TreeSense is sensory VR system that transforms you into another life form, a tree.
With arms turning into branches and the body into a trunk, the participant experiences being a seedling rising through the dirt, sprouting branches and growing to full size, until finally witnessing its fate firsthand. By tapping into various senses, TreeSense delivers a vivid body illusion of being another identity to create a personal connection with it. Our research looks into novel sensations such as electronic muscle stimulation, as well as a comprehensive sensory alteration through visual, sound, scent, vibration, temperature and wind, which unlocks a higher level of realism.
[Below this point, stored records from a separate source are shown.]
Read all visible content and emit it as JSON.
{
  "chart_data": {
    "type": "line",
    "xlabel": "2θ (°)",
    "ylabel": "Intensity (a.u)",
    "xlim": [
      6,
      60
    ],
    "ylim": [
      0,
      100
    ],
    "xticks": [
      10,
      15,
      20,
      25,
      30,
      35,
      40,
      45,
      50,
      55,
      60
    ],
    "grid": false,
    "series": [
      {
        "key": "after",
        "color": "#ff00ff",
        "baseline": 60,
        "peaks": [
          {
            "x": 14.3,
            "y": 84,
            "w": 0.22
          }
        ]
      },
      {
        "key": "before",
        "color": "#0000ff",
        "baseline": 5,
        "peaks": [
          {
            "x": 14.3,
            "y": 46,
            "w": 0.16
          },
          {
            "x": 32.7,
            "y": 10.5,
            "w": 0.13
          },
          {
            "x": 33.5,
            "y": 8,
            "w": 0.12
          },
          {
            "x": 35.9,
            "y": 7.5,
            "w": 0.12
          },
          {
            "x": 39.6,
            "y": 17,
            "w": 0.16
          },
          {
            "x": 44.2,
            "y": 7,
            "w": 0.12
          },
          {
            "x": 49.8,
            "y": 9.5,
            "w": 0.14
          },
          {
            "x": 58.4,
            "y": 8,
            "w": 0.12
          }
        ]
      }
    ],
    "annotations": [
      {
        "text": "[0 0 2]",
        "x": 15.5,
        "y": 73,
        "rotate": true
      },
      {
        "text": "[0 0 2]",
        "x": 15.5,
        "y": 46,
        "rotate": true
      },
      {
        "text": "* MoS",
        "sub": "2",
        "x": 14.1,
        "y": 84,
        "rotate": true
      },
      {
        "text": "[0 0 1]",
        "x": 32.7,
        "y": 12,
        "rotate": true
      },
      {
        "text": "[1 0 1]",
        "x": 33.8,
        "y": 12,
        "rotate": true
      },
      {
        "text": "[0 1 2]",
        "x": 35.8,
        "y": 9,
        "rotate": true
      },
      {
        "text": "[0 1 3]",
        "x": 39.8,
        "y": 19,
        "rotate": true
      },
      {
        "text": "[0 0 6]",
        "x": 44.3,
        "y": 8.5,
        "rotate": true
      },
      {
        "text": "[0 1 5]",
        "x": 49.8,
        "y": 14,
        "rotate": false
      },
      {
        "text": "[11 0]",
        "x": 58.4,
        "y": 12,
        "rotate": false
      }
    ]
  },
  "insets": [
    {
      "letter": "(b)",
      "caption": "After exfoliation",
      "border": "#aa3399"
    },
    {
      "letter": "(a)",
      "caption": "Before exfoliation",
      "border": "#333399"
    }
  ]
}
As an audience member exclaimed, “you know it’s not real but your body really believes it!”
Can tattoos embrace technology in order to make the skin interactive?
The DermalAbyss project was the result of a collaboration between MIT researchers Katia Vega, Xin Liu, Viirj Kan, and Nick Barry, and Harvard Medical School researchers Ali Yetisen and Nan Jiang.
DermalAbyss was a proof-of-concept that presented a novel approach to bio-interfaces in which the body surface would be rendered as an interactive display. By replacing traditional tattoo inks with biosensors whose colors change in response to variations in the interstitial fluid, it blended advances in biotechnology with traditional methods in tattoo artistry. The biosensors create a direct access to the compartments in the body and reflects inner metabolic processes in a shape of a tattoo. It could be used for applications in continuously monitoring such as medical diagnostics, quantified self, and data encoding in the body.
Publication: Katia Vega, Nan Jiang, Xin LIU, Viirj Kan, Nicolas Barry, Ali Yetisen, Pattie Maes and Joe Paradiso. "The Dermal Abyss: Interfacing with the Skin by Tattooing Biosensors" In Proceedings of the 2017 ACM International Symposium on Wearable Computers. ACM, 2017.